We're an engineering company as well as an output provider and have gifted the industry many open standards. In fact, we're obliged to by the Charter but we keep some of the best stuff - CPS, say, or iPlayer - to ourselves. Have you ever tried watching 4oD? Or, heaven forbid, ITV Player? Share the love! If any of us thinks our job is to ship code and stiff the competition like we're working for Apple or something, ask us what we are doing to make BBC Online as loved as TV and radio.

Some suggested "do"s and "don't"s

* Do make sure people display the Union Flag the right way up. These things matter

* Don't let staff spend more than a couple of hours a day responding to complaints from Apple fanboys; Apple haters; either side in Israel/Palestine; home schoolers; religious zealots; atheist zealots; those obsessed with Common Purpose training; those who go on about climate change; vaccination deniers and those who want to abolish the two-pound coin

* Do encourage spell checking. Standards are sliping. How about a pan-BBC style guide?
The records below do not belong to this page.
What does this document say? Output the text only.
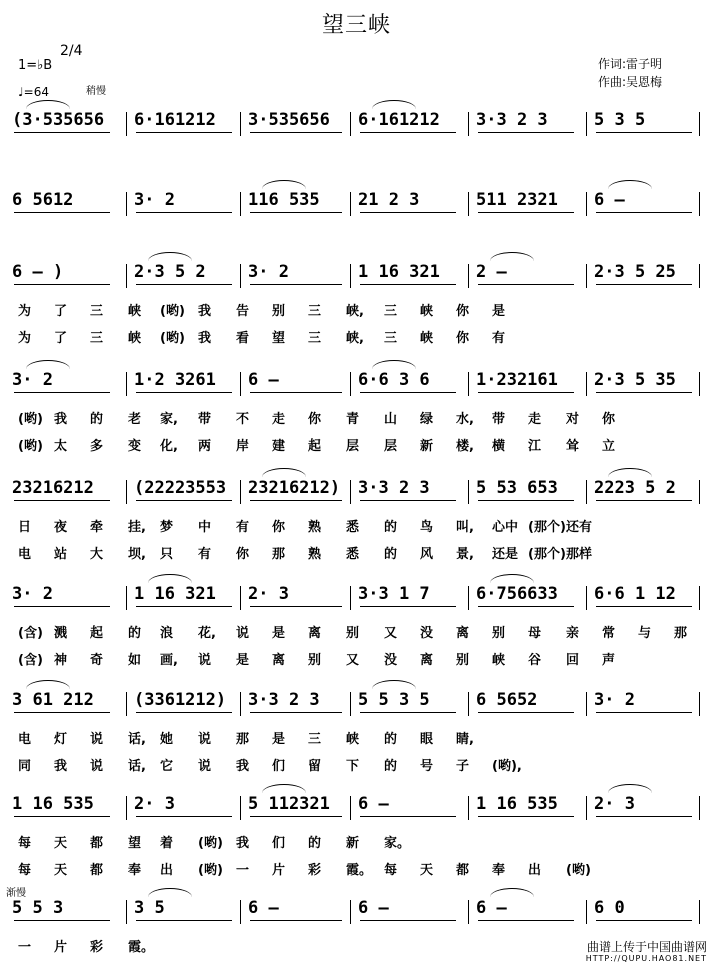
望三峡
1=♭B
2/4
♩=64	稍慢
作词:雷子明
作曲:吴恩梅
(3·535656 6·161212 3·535656 6·161212 3·3 2 3	5 3 5
6 5612	3· 2	116 535 21 2 3	511 2321 6 –
6 – )	2·3 5 2 3· 2	1 16 321 2 –	2·3 5 25
为 了 三 峡 (哟) 我 告 别 三 峡, 三 峡 你 是
为 了 三 峡 (哟) 我 看 望 三 峡, 三 峡 你 有
3· 2	1·2 3261 6 –	6·6 3 6	1·232161 2·3 5 35
(哟) 我 的 老 家, 带 不 走 你 青 山 绿 水, 带 走 对 你
(哟) 太 多 变 化, 两 岸 建 起 层 层 新 楼, 横 江 耸 立
23216212 (22223553 23216212) 3·3 2 3	5 53 653 2223 5 2
日 夜 牵 挂, 梦 中 有 你 熟 悉 的 鸟 叫, 心中 (那个) 还有
电 站 大 坝, 只 有 你 那 熟 悉 的 风 景, 还是 (那个) 那样
3· 2	1 16 321 2· 3	3·3 1 7	6·756633 6·6 1 12
(含) 溅 起 的 浪 花, 说 是 离 别 又 没 离 别 母 亲 常 与 那
(含) 神 奇 如 画, 说 是 离 别 又 没 离 别 峡 谷 回 声
3 61 212 (3361212) 3·3 2 3 5 5 3 5	6 5652	3· 2
电 灯 说 话, 她 说 那 是 三 峡 的 眼 睛,
同 我 说 话, 它 说 我 们 留 下 的 号 子 (哟),
1 16 535 2· 3	5 112321 6 –	1 16 535 2· 3
每 天 都 望 着 (哟) 我 们 的 新 家。
每 天 都 奉 出 (哟) 一 片 彩 霞。 每 天 都 奉 出 (哟)
5 5 3	3 5	6 –	6 –	6 –	6 0
一 片 彩 霞。
渐慢
曲谱上传于中国曲谱网
HTTP://QUPU.HAO81.NET
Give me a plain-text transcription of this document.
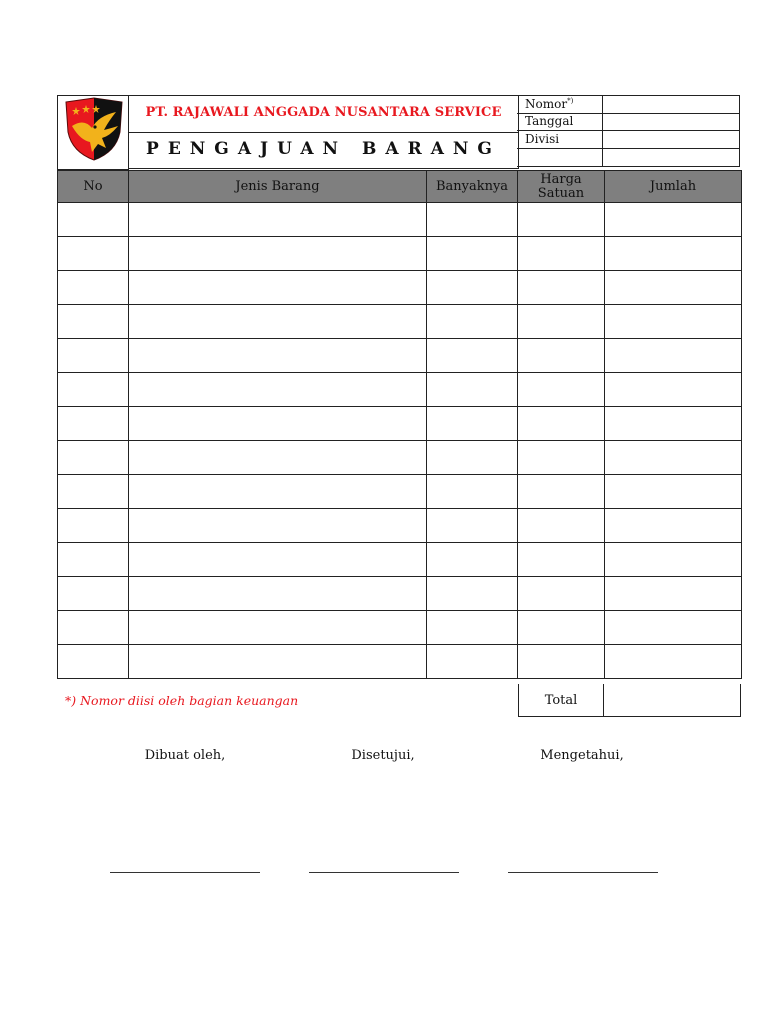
PT. RAJAWALI ANGGADA NUSANTARA SERVICE
PENGAJUAN BARANG
Nomor*)
Tanggal
Divisi
No	Jenis Barang	Banyaknya	Harga Satuan	Jumlah

*) Nomor diisi oleh bagian keuangan	Total
Dibuat oleh,	Disetujui,	Mengetahui,
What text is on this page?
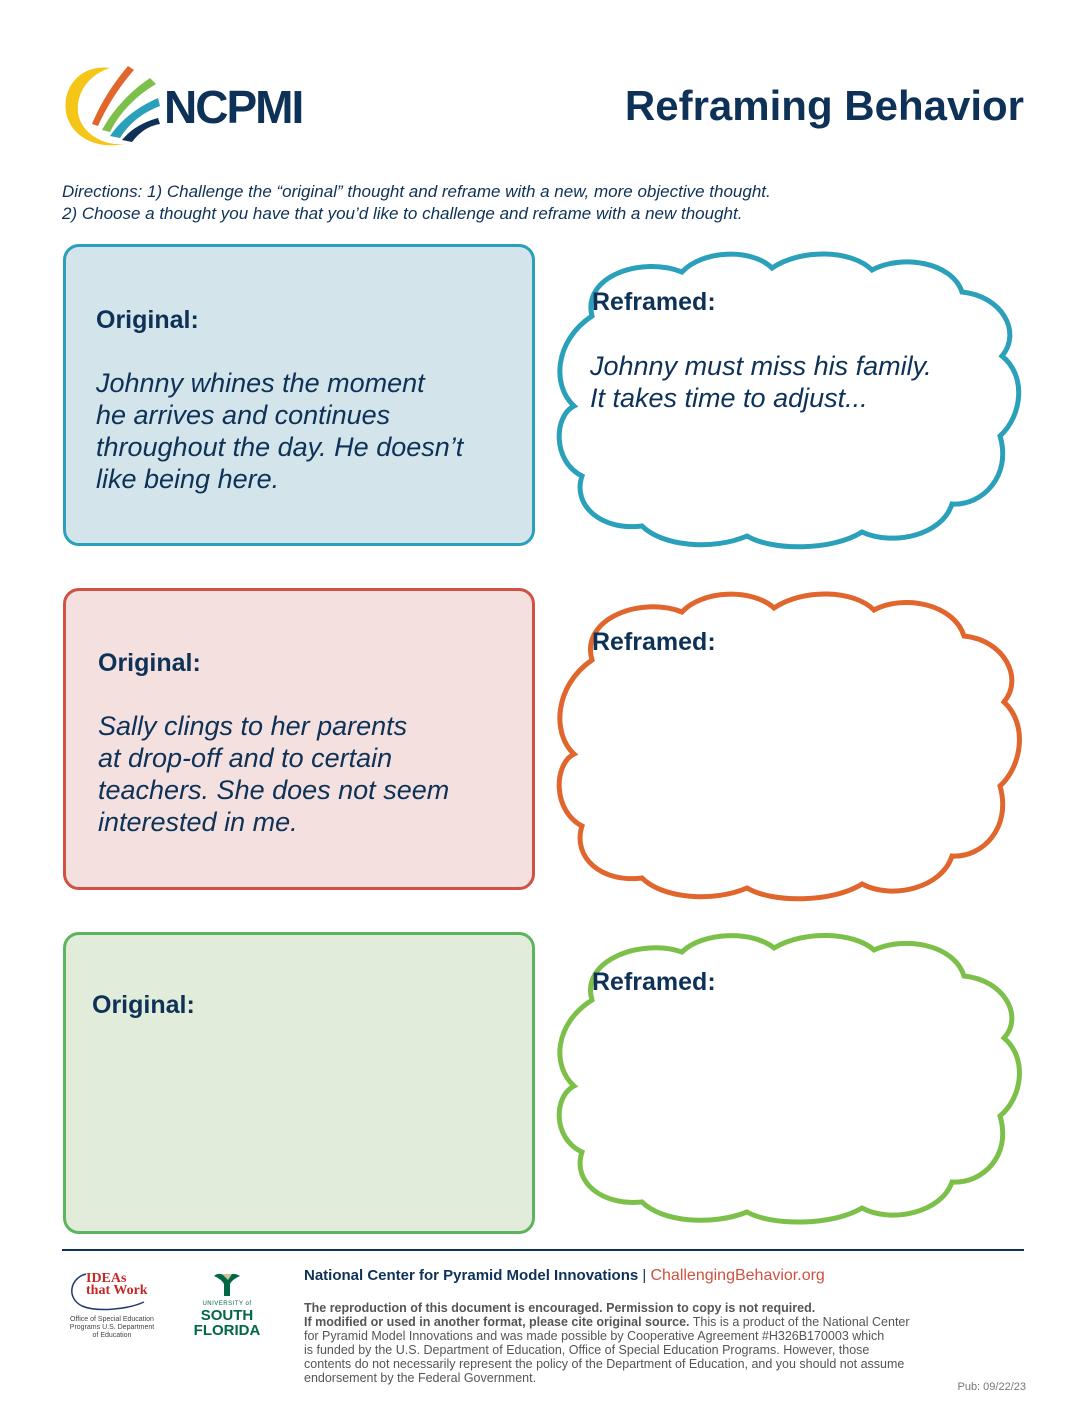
NCPMI	Reframing Behavior
Directions: 1) Challenge the “original” thought and reframe with a new, more objective thought.
2) Choose a thought you have that you’d like to challenge and reframe with a new thought.
Original:
Johnny whines the moment
he arrives and continues
throughout the day. He doesn’t
like being here.
Reframed:
Johnny must miss his family.
It takes time to adjust...
Original:
Sally clings to her parents
at drop-off and to certain
teachers. She does not seem
interested in me.
Reframed:
Original:
Reframed:
IDEAs
that Work
Office of Special Education Programs U.S. Department of Education
UNIVERSITY of
SOUTH
FLORIDA
National Center for Pyramid Model Innovations | ChallengingBehavior.org
The reproduction of this document is encouraged. Permission to copy is not required.
If modified or used in another format, please cite original source. This is a product of the National Center
for Pyramid Model Innovations and was made possible by Cooperative Agreement #H326B170003 which
is funded by the U.S. Department of Education, Office of Special Education Programs. However, those
contents do not necessarily represent the policy of the Department of Education, and you should not assume
endorsement by the Federal Government.
Pub: 09/22/23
* Please don't forget to cheer us up. It's been a tough couple of years

Make iPlayer Radio work

Seven years and still the programmes aren't topped and tailed. Please force us to fix this. Bash our heads together if necessary.

Pause for thought

It may seem that all our contracts are about to expire and we'll have no equipment or people to look after it. But some of that kit is legacy junk, no partner is indispensable and we don't have to extend any contract. We can consider our options if we want to keep ahead.

Trust your staff

Individual members of staff are taking over what was once the work of Comms. They should be thanked for it.

The very last consultancy firm we contract…

…should be the one which tells us not to waste any more money on consultants.

Young people aren't louts

Some young people watch Springwatch and its only fart gag was that time the polecat swallowed a pickled egg from Chris Packham's packed lunch.

We will outlive them all

The BBC is more like the Royal Society (1660) or the Royal Mail (1516) than it is like Dave Ja Vu (2009). We were going even before Rupert Murdoch was born. We can play the looooong game.

A silly job title fools no-one

This one you definitely know already. Who are they? What do they DO?

…and relax

Time spent chasing audiences is time that could be spent making amazing output they'll come to us for. The only mission statement we need is the sum total of that amazing output. As they say on MTV Base, haters gonna hate. And as they nearly said on the West Wing, let Entwistle be Entwistle.